Arcteryx Bora rucsac put to the test in Sweden
The Arcteryx Bora is somewhat of an iconic rucsac and when I first got to look at the very latest version, I soon realised why.
You will quickly see and feel just how well it’s been put together, particularly the tough outer fabric and the way the back has been constructed. Arcteryx has used 420d and 630d durable nylon fabrics and sections are further covered with weatherproof AC² fabric in the areas that are most likely to be exposed to rain or snow.
I have read (and previously written) about the Bora having a unique strap and waist adjustment, but it wasn’t until I saw it in the flesh that I realised how very special (and clever) this system is. It’s called RotoGlide and it’s seriously impressive.
The pack arrived with the RotoGlide disconnected (easier to post), so this allowed me see exactly how it connected together and just how many options there are for adjustment. This means whatever your size, you will definitely be able to find a way to make this fit perfectly. The shoulder straps can be plugged in to different holes so you can get the right spacing (it’s called GridLock).

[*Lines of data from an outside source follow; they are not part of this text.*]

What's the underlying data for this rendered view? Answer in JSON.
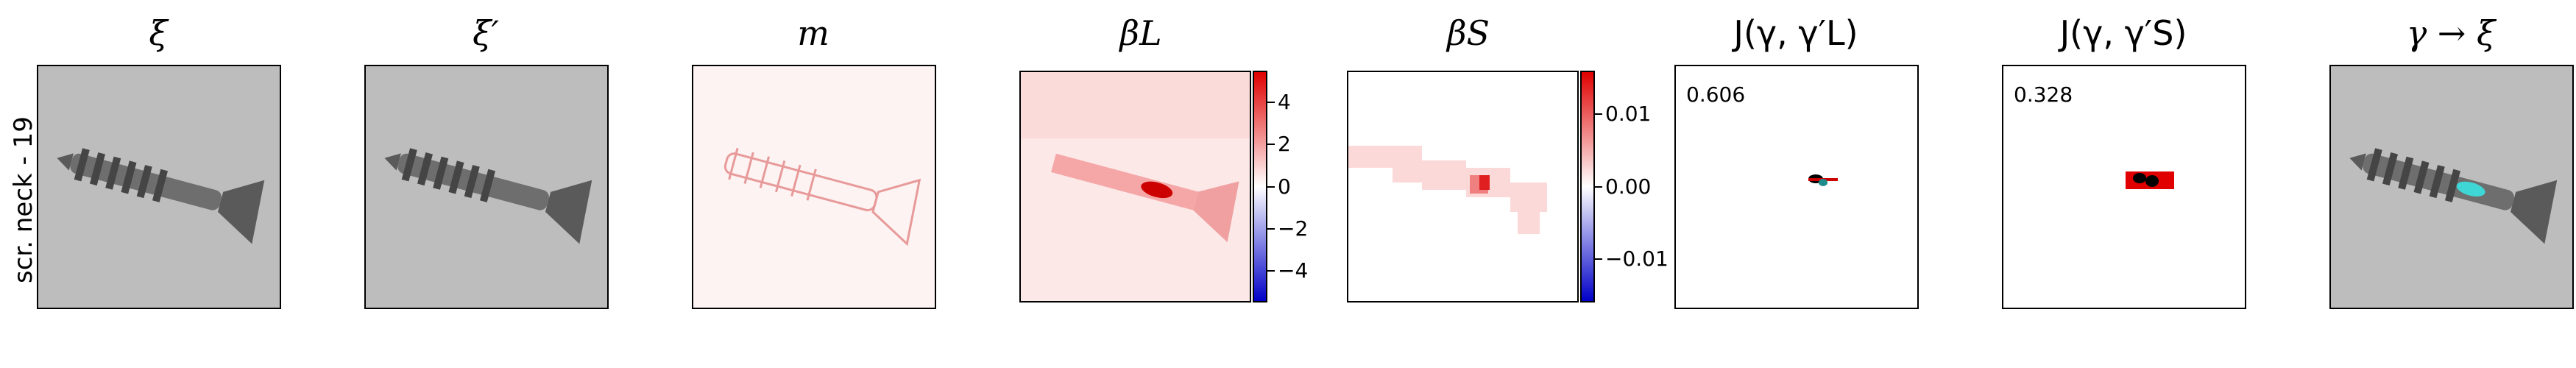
{
  "row_label": "scr. neck - 19",
  "panels": [
    {
      "title": "ξ",
      "icon": "screw-image"
    },
    {
      "title": "ξ′",
      "icon": "screw-image"
    },
    {
      "title": "m",
      "icon": "mask-map"
    },
    {
      "title": "βL",
      "icon": "heatmap"
    },
    {
      "title": "βS",
      "icon": "heatmap"
    },
    {
      "title": "J(γ, γ′L)",
      "score": "0.606",
      "icon": "blob-map"
    },
    {
      "title": "J(γ, γ′S)",
      "score": "0.328",
      "icon": "blob-map"
    },
    {
      "title": "γ → ξ",
      "icon": "screw-image"
    }
  ],
  "colorbar_L": {
    "ticks": [
      "4",
      "2",
      "0",
      "−2",
      "−4"
    ],
    "values": [
      4,
      2,
      0,
      -2,
      -4
    ],
    "range": [
      -5.5,
      5.5
    ]
  },
  "colorbar_S": {
    "ticks": [
      "0.01",
      "0.00",
      "−0.01"
    ],
    "values": [
      0.01,
      0.0,
      -0.01
    ],
    "range": [
      -0.016,
      0.016
    ]
  },
  "colors": {
    "positive": "#d7191c",
    "negative": "#1010d0",
    "highlight": "#3fd6d6"
  }
}
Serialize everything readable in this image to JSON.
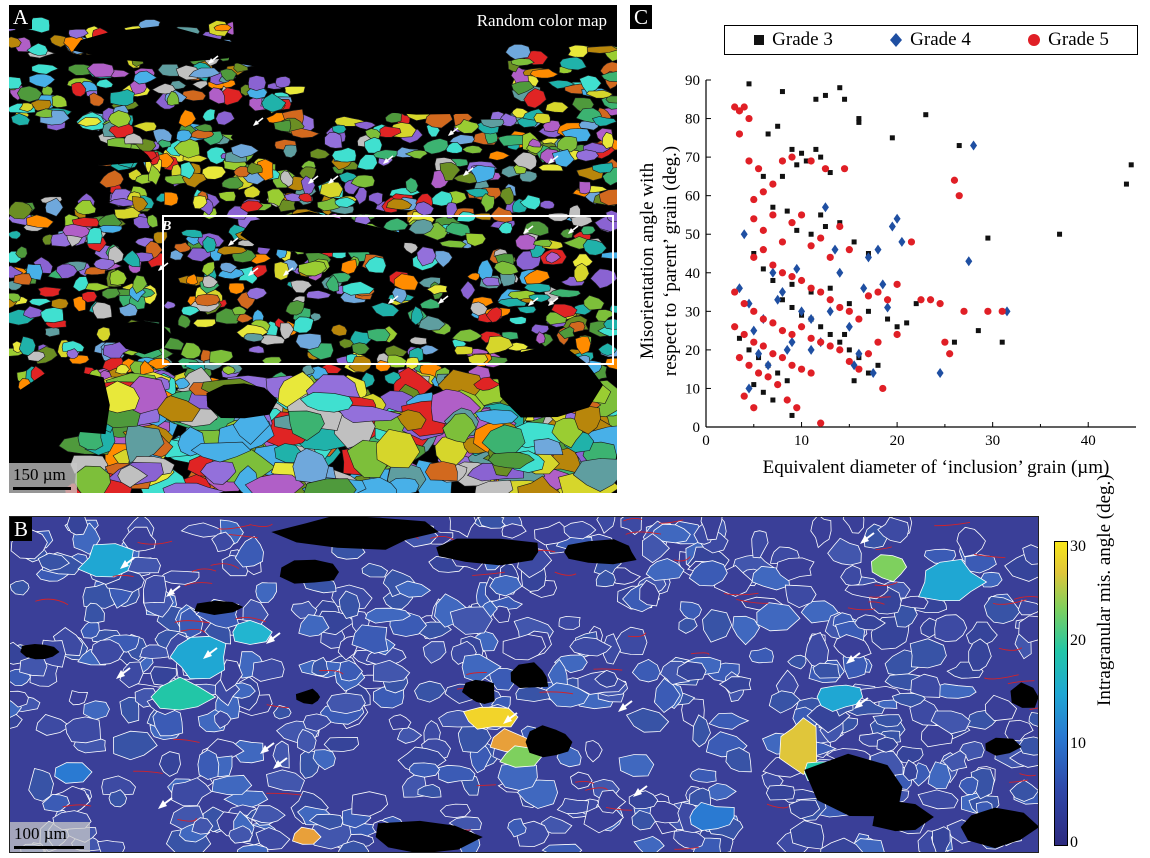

For my initial trying on (with no weight) you really can feel the lovely thick, plush padding support you. It was when I loaded it up with weight inside it when the real magic happened. I had read about how the designer of this envisioned a rucsac that could react to your body movements, particularly when trekking up hill, and you really can feel that waist belt slide up and down as you rock forward and back. Existing ruscacs would rub and make the entire waist belt move up, but the waist strap on this stays put. It’s very hard to put in to words exactly how it all works, so if you’re considering buying a Bora, do go and try one out in the shop and see for yourself. It will blow you away.
But of course, trying it on in the comfort of your kitchen is one thing, so I took the Bora on a proper trip to the Skåne region in Sweden. It was comfortable all the way from walking from the car to the airport as it was on a hike through Swedish woodland.
From Copenhagen, I took it on the train over the Aresund bridge to Malmo in Sweden. And I then spent a few hours walking around Malmo with it on my back while I waited for a bus to take me to my hotel – all really comfortable and surprising as I had a fair bit of weight in there.
The real test came on a 10-mile hike through over ancient volcanoes where I was ducking and diving under trees branches, or walking down slopes covered in wet autumn leaves. Whichever way I twisted and turned, the pack moved with me and at the end of the day, I certainly didn’t feel as fatigued as I usually do when carrying that amount of weight.
On a practical level, this has a long zip down the middle allowing you shove a jacket or items that you need to reach quickly without having to go in to the main pouch. There’s a nice sized pocket on the top too. A hole for the tube of a hydration pack is clearly marked and there’s a nice fabric pocket inside to store the hydration pack too. I also love the stretchy side pockets to hold water bottles and the zipped pockets on the waist belt are super handy too (for snacks or your compass).
My only niggle is that I found the two main clips a little small to use and I wasn’t keen on how any kind of weight in the top pocket causes the top section to swing down when you’re unpacking it. I’d get used to it in time, so it’s not something to stop you from buying.
This is certainly the best rucsac of this size (63-litres) that I have worn, and if you’re in the market for the very best that your money can buy then get yourself a Bora and enjoy many, many years of comfortable kit carrying. At £430 it’s pricey, but it’s built to last.